There has been much debate on whether or not bell cow running back Knile Davis should be tackled in preparation for the season opener. Do you risk another broken ankle, like the one that happened when linemen fell on him in a pileup last August?

No one is going to settle that argument except John L. Smith. The Arkansas head coach has pretty much dodged the question all through fall camp. He once joked that he tripped Davis, perhaps intimated that was enough going to the ground after contact for the running back.

But that's not really what came to mind about tackling as the Hogs head into game week. Will they have tackled enough to be sharp in that part of the game when Jacksonville State comes to town?

Yes, there have been plenty of scrimmages, but none have featured safety Eric Bennett and linebackers Alonzo Highsmith and Tenarius "Tank" Wright. All three have been injured this fall and have not had one play in any of the four scrimmages.

So how does defensive coordinator Paul Haynes think those three will do without any live tackling in scrimmages? How long will it take them to get their tackling skills back?

Haynes didn't even let the reporter finish the question before he began a detailed explanation on how the defensive staff coaches tackling. It's pretty much the way they do it in the NFL in training camp, too. There are very few live tackling drills anywhere in football these days. It's called "thudding up."

For example, the Hogs aren't tackling to the ground this week in practice, but they are "thudding up" with physical contact at several points in every practice.

"We are having physical practices," Haynes said. "Tank, Alonzo and Eric are doing well, too."

And Haynes emphasized that he didn't want to risk any of those three until they open the season. He suggested that perhaps the Hogs wouldn't be at their peak for the first game, but that's not the goal.

"It's a long season and we don't want to do anything stupid right now," Haynes said. "We want to peak later. We will be better in November than we are now."

Haynes said the key is to continue to work on the techniques and fundamentals in tackling, even while not tackling to the ground.

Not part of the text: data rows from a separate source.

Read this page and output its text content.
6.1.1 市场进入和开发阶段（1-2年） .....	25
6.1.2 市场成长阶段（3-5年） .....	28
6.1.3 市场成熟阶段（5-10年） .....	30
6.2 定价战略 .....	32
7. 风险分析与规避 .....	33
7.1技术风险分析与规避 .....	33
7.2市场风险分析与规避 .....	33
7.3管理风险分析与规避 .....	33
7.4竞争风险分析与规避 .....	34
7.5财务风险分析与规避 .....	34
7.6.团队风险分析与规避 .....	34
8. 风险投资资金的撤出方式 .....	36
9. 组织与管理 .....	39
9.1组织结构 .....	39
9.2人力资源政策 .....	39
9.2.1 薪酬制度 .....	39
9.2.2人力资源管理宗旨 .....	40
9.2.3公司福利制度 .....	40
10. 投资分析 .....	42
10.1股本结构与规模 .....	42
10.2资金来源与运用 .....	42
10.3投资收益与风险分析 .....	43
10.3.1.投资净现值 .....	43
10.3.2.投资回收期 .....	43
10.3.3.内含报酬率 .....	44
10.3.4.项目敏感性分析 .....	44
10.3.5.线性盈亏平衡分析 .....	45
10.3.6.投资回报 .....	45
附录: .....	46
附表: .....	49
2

"We call that thudding up," he said. "It's still the basic techniques. If you come to balance and then wrap up, I think you can let them go at that point. I just don't think you learn to tackle when you just tag them. We do as much thudding up as possible. I think you see guys tackle when you do that.

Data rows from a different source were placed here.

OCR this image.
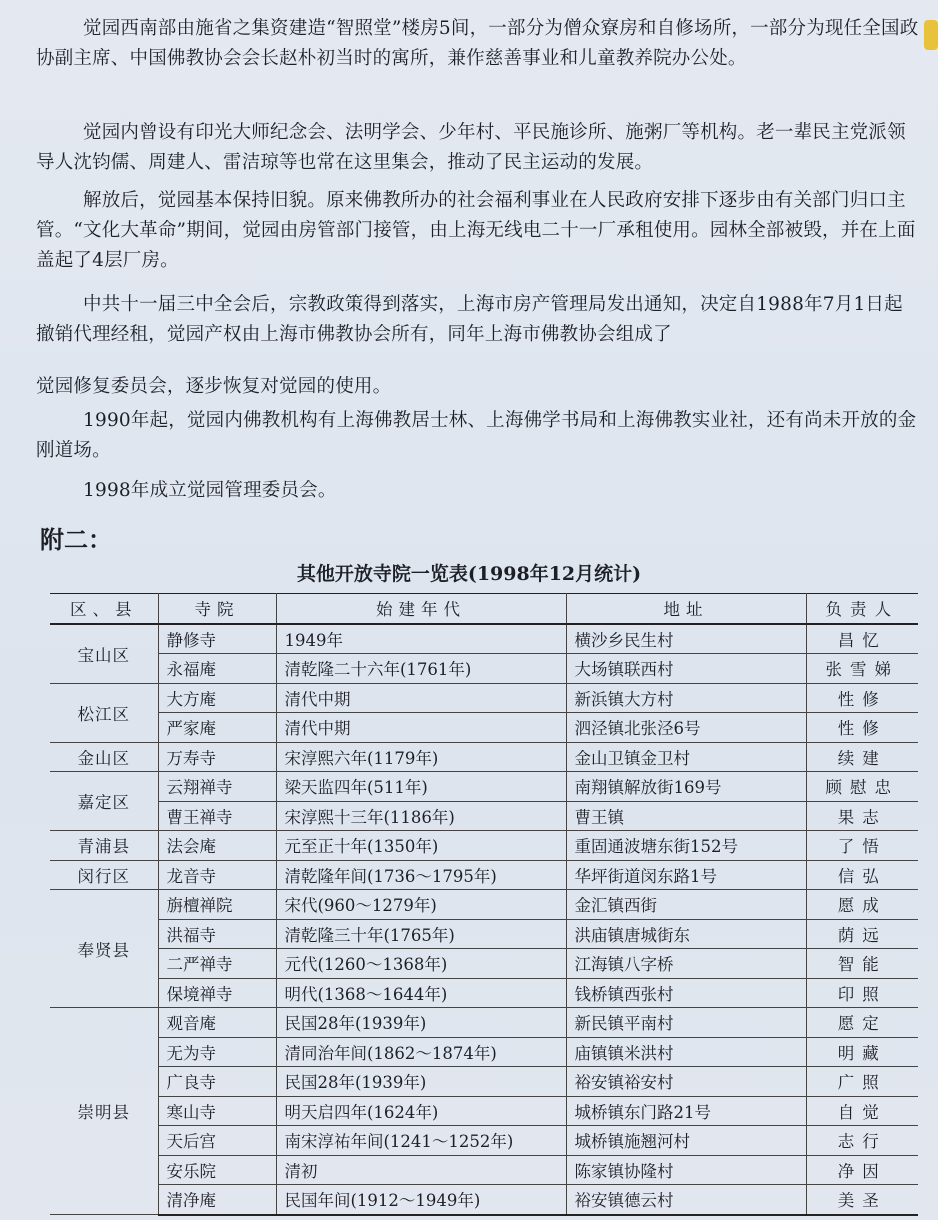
觉园西南部由施省之集资建造“智照堂”楼房5间，一部分为僧众寮房和自修场所，一部分为现任全国政协副主席、中国佛教协会会长赵朴初当时的寓所，兼作慈善事业和儿童教养院办公处。

觉园内曾设有印光大师纪念会、法明学会、少年村、平民施诊所、施粥厂等机构。老一辈民主党派领导人沈钧儒、周建人、雷洁琼等也常在这里集会，推动了民主运动的发展。

解放后，觉园基本保持旧貌。原来佛教所办的社会福利事业在人民政府安排下逐步由有关部门归口主管。“文化大革命”期间，觉园由房管部门接管，由上海无线电二十一厂承租使用。园林全部被毁，并在上面盖起了4层厂房。

中共十一届三中全会后，宗教政策得到落实，上海市房产管理局发出通知，决定自1988年7月1日起撤销代理经租，觉园产权由上海市佛教协会所有，同年上海市佛教协会组成了

觉园修复委员会，逐步恢复对觉园的使用。

1990年起，觉园内佛教机构有上海佛教居士林、上海佛学书局和上海佛教实业社，还有尚未开放的金刚道场。

1998年成立觉园管理委员会。

附二：
其他开放寺院一览表(1998年12月统计)
区、县	寺院	始建年代	地址	负责人
宝山区	静修寺	1949年	横沙乡民生村	昌忆
	永福庵	清乾隆二十六年(1761年)	大场镇联西村	张雪娣
松江区	大方庵	清代中期	新浜镇大方村	性修
	严家庵	清代中期	泗泾镇北张泾6号	性修
金山区	万寿寺	宋淳熙六年(1179年)	金山卫镇金卫村	续建
嘉定区	云翔禅寺	梁天监四年(511年)	南翔镇解放街169号	顾慰忠
	曹王禅寺	宋淳熙十三年(1186年)	曹王镇	果志
青浦县	法会庵	元至正十年(1350年)	重固通波塘东街152号	了悟
闵行区	龙音寺	清乾隆年间(1736～1795年)	华坪街道闵东路1号	信弘
奉贤县	旃檀禅院	宋代(960～1279年)	金汇镇西街	愿成
	洪福寺	清乾隆三十年(1765年)	洪庙镇唐城街东	荫远
	二严禅寺	元代(1260～1368年)	江海镇八字桥	智能
	保境禅寺	明代(1368～1644年)	钱桥镇西张村	印照
崇明县	观音庵	民国28年(1939年)	新民镇平南村	愿定
	无为寺	清同治年间(1862～1874年)	庙镇镇米洪村	明藏
	广良寺	民国28年(1939年)	裕安镇裕安村	广照
	寒山寺	明天启四年(1624年)	城桥镇东门路21号	自觉
	天后宫	南宋淳祐年间(1241～1252年)	城桥镇施翘河村	志行
	安乐院	清初	陈家镇协隆村	净因
	清净庵	民国年间(1912～1949年)	裕安镇德云村	美圣
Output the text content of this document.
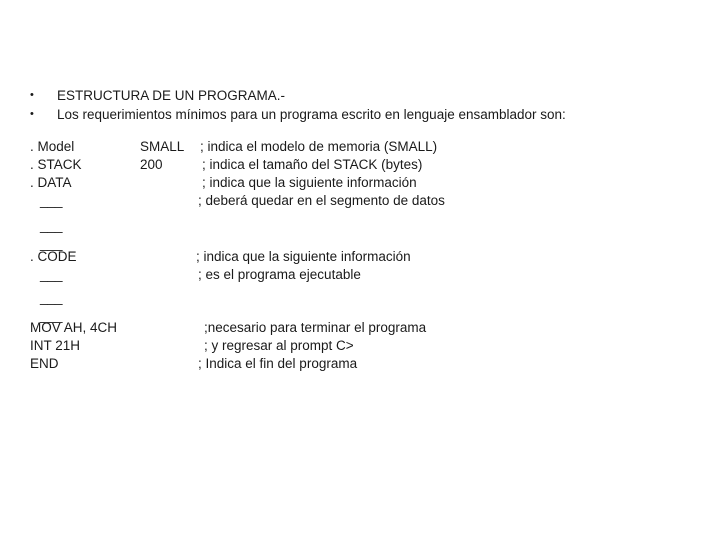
•	ESTRUCTURA DE UN PROGRAMA.-
•	Los requerimientos mínimos para un programa escrito en lenguaje ensamblador son:
. Model	SMALL ; indica el modelo de memoria (SMALL)
. STACK	200	; indica el tamaño del STACK (bytes)
. DATA	; indica que la siguiente información
___	; deberá quedar en el segmento de datos
___
___
. CODE	; indica que la siguiente información
___	; es el programa ejecutable
___
___
MOV AH, 4CH	;necesario para terminar el programa
INT 21H	; y regresar al prompt C>
END	; Indica el fin del programa
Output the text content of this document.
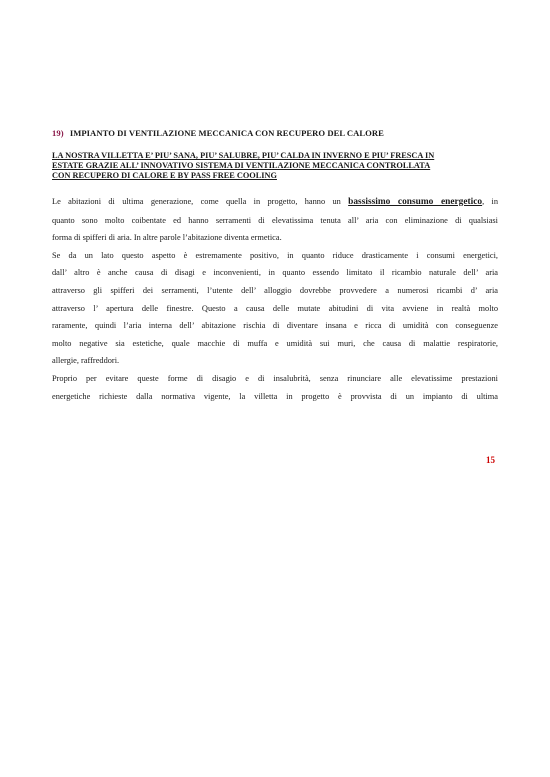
19) IMPIANTO DI VENTILAZIONE MECCANICA CON RECUPERO DEL CALORE
LA NOSTRA VILLETTA E’ PIU’ SANA, PIU’ SALUBRE, PIU’ CALDA IN INVERNO E PIU’ FRESCA IN
ESTATE GRAZIE ALL’ INNOVATIVO SISTEMA DI VENTILAZIONE MECCANICA CONTROLLATA
CON RECUPERO DI CALORE E BY PASS FREE COOLING
Le abitazioni di ultima generazione, come quella in progetto, hanno un bassissimo consumo energetico, in
quanto sono molto coibentate ed hanno serramenti di elevatissima tenuta all’ aria con eliminazione di qualsiasi
forma di spifferi di aria. In altre parole l’abitazione diventa ermetica.
Se da un lato questo aspetto è estremamente positivo, in quanto riduce drasticamente i consumi energetici,
dall’ altro è anche causa di disagi e inconvenienti, in quanto essendo limitato il ricambio naturale dell’ aria
attraverso gli spifferi dei serramenti, l’utente dell’ alloggio dovrebbe provvedere a numerosi ricambi d’ aria
attraverso l’ apertura delle finestre. Questo a causa delle mutate abitudini di vita avviene in realtà molto
raramente, quindi l’aria interna dell’ abitazione rischia di diventare insana e ricca di umidità con conseguenze
molto negative sia estetiche, quale macchie di muffa e umidità sui muri, che causa di malattie respiratorie,
allergie, raffreddori.
Proprio per evitare queste forme di disagio e di insalubrità, senza rinunciare alle elevatissime prestazioni
energetiche richieste dalla normativa vigente, la villetta in progetto è provvista di un impianto di ultima
15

"We are concentrating on our technique. You see it on tape and it doesn't lie. The technique has to be there even when you are thudding."

Linebackers coach Taver Johnson was nearby when Haynes answered those questions. He was ready when a reporter approached.

"I think you have to know that thudding up is huge for us," Johnson said. "I think you can tell on their tackling as you do that. I think our linebackers have done okay in that area. It's not perfect yet, so we will keep at it.

"What you have to understand is that our expectations as coaches are through the roof. We don't want any missed tackles. None. When we get to that point, that's when we'll be happy. Not until then."

Defensive end Trey Flowers said the Hogs are getting better in the tackling. He said it's improved since this time last year.

"I thought there were too many in the last scrimmage, though," he said. "We all saw them on tape. The key is that you have to be getting to the ball. One miss shouldn't mean a big play. A big play comes when everyone doesn't get to the ball.

"We are trying to get the attitude that you don't slow down. And we want to play with a chip on our shoulder."

That doesn't have anything to do with tackling. It's about hearing that the offense is going to have to carry the load once again.

"Everyone knows the offense is good," Flowers said. "We want to bring the defense up to that level. We want to take the field with a swagger that we are good, too."

It helps when the coaches have a zero tolerance on missed tackles.